Due to the lockdowns, there were often lengthy business interruptions in numerous key markets. Wienerberger stated that it continued to implement strict cost management and measures to increase efficiency. The global workforce was cut from an average of 17,234 to 16,619 employees compared to the previous year (minus 4 percent).
“We have already created the necessary prerequisites in the past in order to be able to react quickly to unforeseeable events,” emphasized CEO Heimo Scheuch on Wednesday. “In this way we were able to master the crisis, work consistently on the continuation of our growth strategy and position ourselves optimally for the future.” According to the company, Wienerberger continued to focus on “transforming its product portfolio” in the 2020 financial year – this was further optimized and expanded with “intelligent system solutions”.

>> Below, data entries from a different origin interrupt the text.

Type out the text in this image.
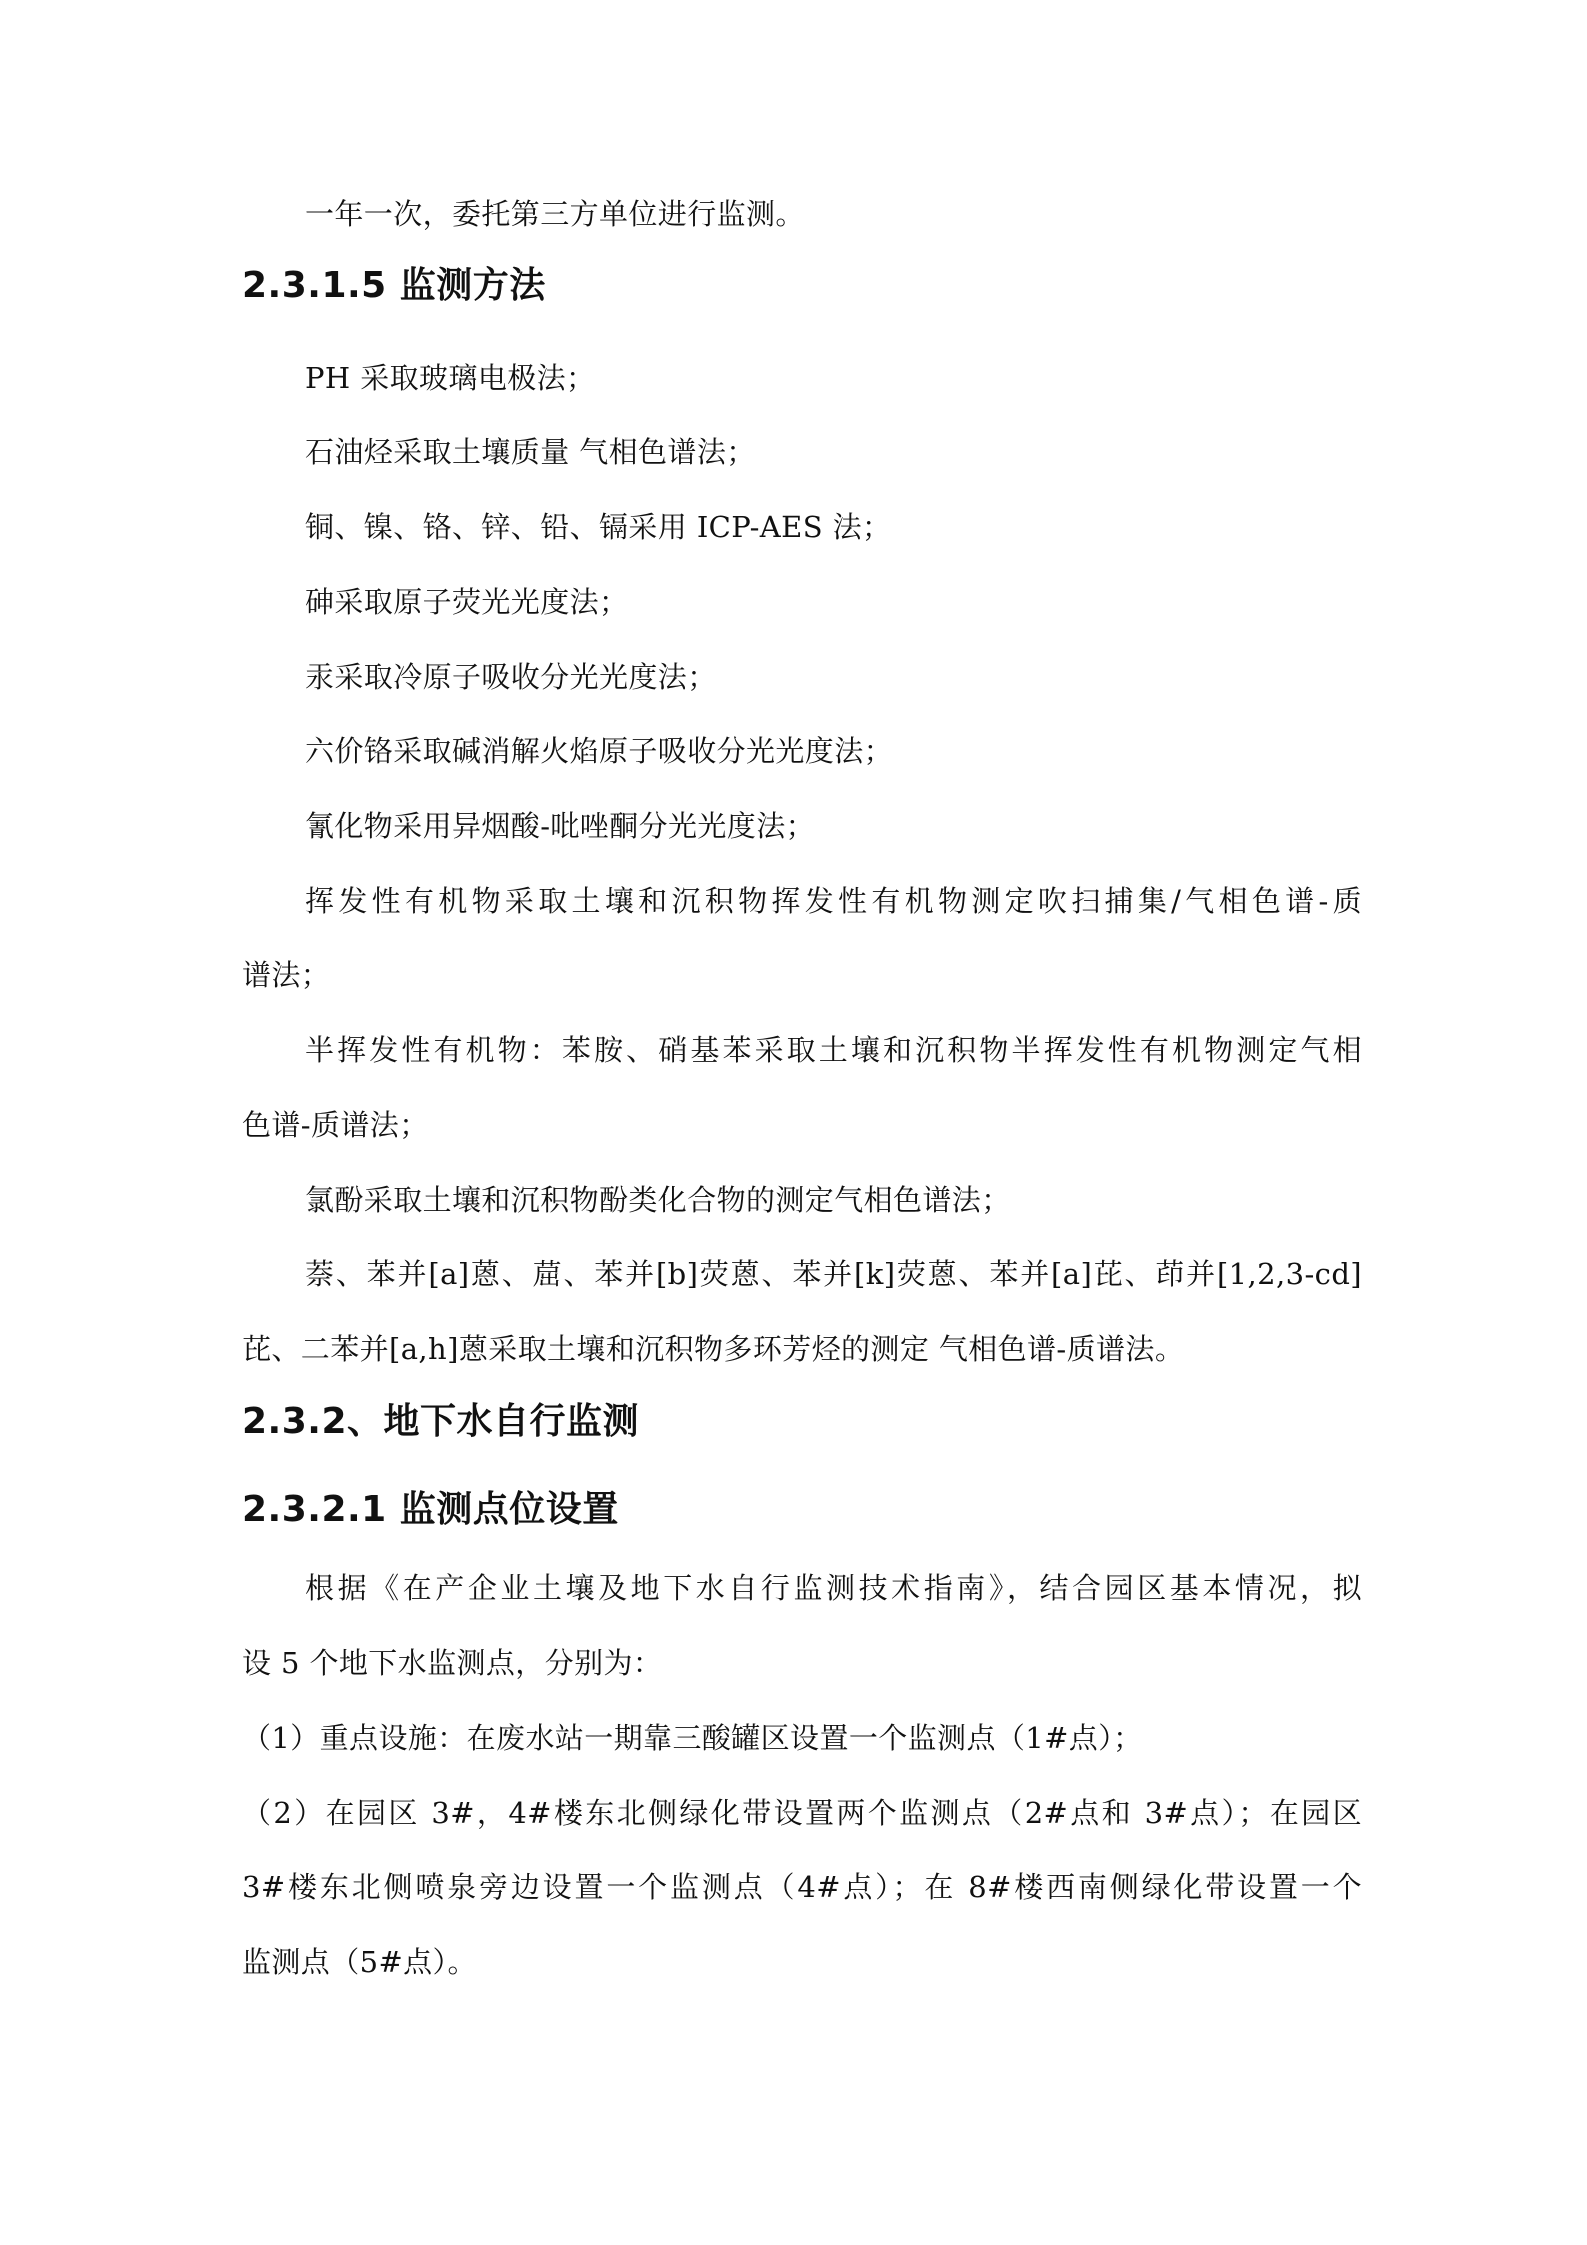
一年一次，委托第三方单位进行监测。
2.3.1.5 监测方法
PH 采取玻璃电极法；
石油烃采取土壤质量 气相色谱法；
铜、镍、铬、锌、铅、镉采用 ICP-AES 法；
砷采取原子荧光光度法；
汞采取冷原子吸收分光光度法；
六价铬采取碱消解火焰原子吸收分光光度法；
氰化物采用异烟酸-吡唑酮分光光度法；
挥发性有机物采取土壤和沉积物挥发性有机物测定吹扫捕集/气相色谱-质
谱法；
半挥发性有机物：苯胺、硝基苯采取土壤和沉积物半挥发性有机物测定气相
色谱-质谱法；
氯酚采取土壤和沉积物酚类化合物的测定气相色谱法；
萘、苯并[a]蒽、䓛、苯并[b]荧蒽、苯并[k]荧蒽、苯并[a]芘、茚并[1,2,3-cd]
芘、二苯并[a,h]蒽采取土壤和沉积物多环芳烃的测定 气相色谱-质谱法。
2.3.2、地下水自行监测
2.3.2.1 监测点位设置
根据《在产企业土壤及地下水自行监测技术指南》，结合园区基本情况，拟
设 5 个地下水监测点，分别为：
（1）重点设施：在废水站一期靠三酸罐区设置一个监测点（1#点）；
（2）在园区 3#，4#楼东北侧绿化带设置两个监测点（2#点和 3#点）；在园区
3#楼东北侧喷泉旁边设置一个监测点（4#点）；在 8#楼西南侧绿化带设置一个
监测点（5#点）。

For the 2021 financial year, the management has set itself the goal of increasing adjusted earnings before interest, taxes, depreciation and amortization (EBITDA) “regardless of the challenges caused by Covid-19 and still existing to 600 to 620 million euros and thus to return to pre-crisis levels “. In the past year it was 565.6 million euros (minus 5 percent). Not adjusted, EBITDA was 610 million euros (minus 9 percent).
Before interest and taxes, Wienerberger achieved a profit (EBIT) of 192.5 million euros in 2020 – that was 47 percent less than before Corona. Earnings before taxes (EBT) halved year-on-year to 148.7 million euros. The earnings per share (EPS) fell massively from EUR 2.18 to EUR 0.79. The group still wants to pay out an unchanged high dividend of 60 cents per share. Net income was impacted by non-cash impairment losses in the first quarter of 2020.
At the end of the year Wienerberger had cash and cash equivalents of 666 million euros (2019: 129 million euros). The financial structure was further improved through the buyback of the hybrid bond for around 215 million euros (repayment on February 9, 2021) and the issue of the first green bond. The hybrid bond had previously been reported as equity in the balance sheet and was therefore not part of the previously reported net debt. Despite these measures, as well as the distribution of the dividend and share buyback, the net debt (before hybrid) fell to 657 million euros.
As a brick producer (Porotherm, Terca), Wienerberger is also the market leader for clay roof tiles (Koramic, Tondach) in Europe and for concrete pavements (Semmelrock) in Eastern Europe. The company is one of the leading providers in Europe for pipe systems (Steinzeug-Keramo vitrified clay pipes and Pipelife plastic pipes). The group is globally active with 197 production sites.